​​​​​​​​​​​​​​​​​​Luke Theodosiades: Confronting Childhood Leukemia

 


Age: 13
Swarthmore, Pennsylvania

Our son Luke was diagnosed with acute lymphoblastic leukemia (ALL) in June 2015. The leukemia did not respond to chemotherapy, so his doctors turned to research to look for a way forward. The researchers found a chromosomal translocation in the leukemia cells that suggested the drug ruxolitinib (Jakafi) might help. It did. After 9 months of chemotherapy and ruxolitinib, there was no sign of leukemia cells with the chromosomal translocation. But there were some other leukemia cells there. After CAR T-cell therapy, these cells were also undetectable, but the doctors are worried that Luke will relapse, and so he is having a bone marrow transplant at the end of August 2016. We hope that this will put Luke’s cancer behind him, and he will be back playing baseball next season.

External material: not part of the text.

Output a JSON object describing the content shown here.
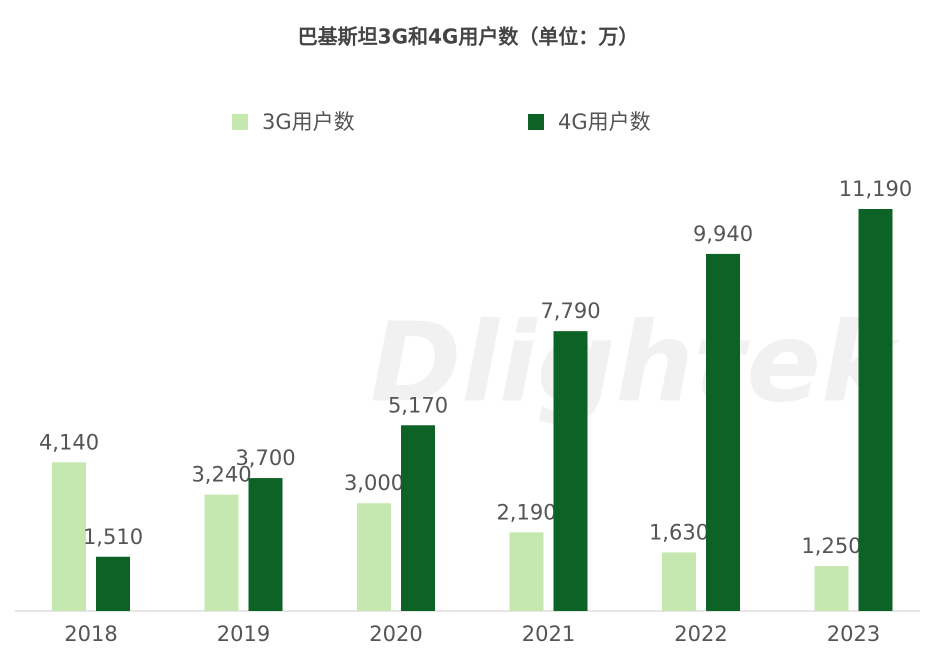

Luke’s diagnosis with ALL came just days after we took him to the pediatrician for what we thought was sports-induced asthma. He had just finished sixth grade and was playing baseball every day. It was hot out, and when he seemed to be having breathing issues while playing and was sleeping a lot when he came home, we weren’t too worried. But after about a week, we took him to the pediatrician to find out what was going on.

After weighing Luke and discovering he had lost about 10 pounds, the pediatrician began asking lots of questions and ordered blood work and a chest X-ray. She called the next afternoon and said, “I hate to tell you this, but Luke has leukemia, you need to go to Children’s Hospital of Philadelphia right away.”

The doctors were waiting for us and immediately started leukopheresis. There were so many white cells in Luke’s blood that they had to take some out. They could not believe that he had spent the day at the pool and playing baseball. They told us that with a white blood cell count as high as his, he should have been unable to get out of bed. Luke spent the next 5 weeks in the hospital receiving intensive chemotherapy. But the leukemia didn’t fully respond to treatment. When the doctors suggested having his leukemia cells analyzed by researchers, we were happy to agree because we wanted solutions to the problem and a cure for Luke.

The research analysis identified a chromosomal translocation, GOLGA5-JAK2, which led the doctors to add a drug called ruxolitinib to Luke’s chemotherapy. After about 9 months, leukemia cells with the GOLGA5-JAK2 translocation were undetectable. But there were other leukemia cells still there.

Fortunately, early on in Luke’s treatment, the doctors had taken his T cells because they were hoping that he would eventually be a candidate for a CAR T-cell therapy clinical trial. The ruxolitinib/chemotherapy combination did the job. This treatment knocked down the number of leukemia cells sufficiently so that Luke could enroll in the trial.

Luke received the CAR T-cell therapy in May 2016. The procedure was very simple, and he had no side effects.

A few weeks later, we learned that there were no leukemia cells detectable at all.

The doctors are worried that because Luke’s leukemia was very aggressive and chemoresistant, the CAR T-cell therapy will not keep him in remission long term, so he is scheduled to have a bone marrow transplant at the end of August. The whole procedure will be tough for Luke because he will have to be in the hospital for up to 8 weeks, and after that, he won’t be able to go back to school for another 6 or 9 months. Luke loves being in school with his friends, as he is very sociable. Throughout his treatment, we have tried to keep things as normal as possible for Luke and his brothers. He has been to school and has played baseball as much as he can. These activities seem to have really helped him deal with everything he has been through.

We are very fortunate to have had incredible support from our family and the community throughout this experience. Our lives were changed forever, but we hope to give back by telling how research changed our lives by giving us options for Luke. With more funding, research can do even more; maybe it can lead to a cure for everybody.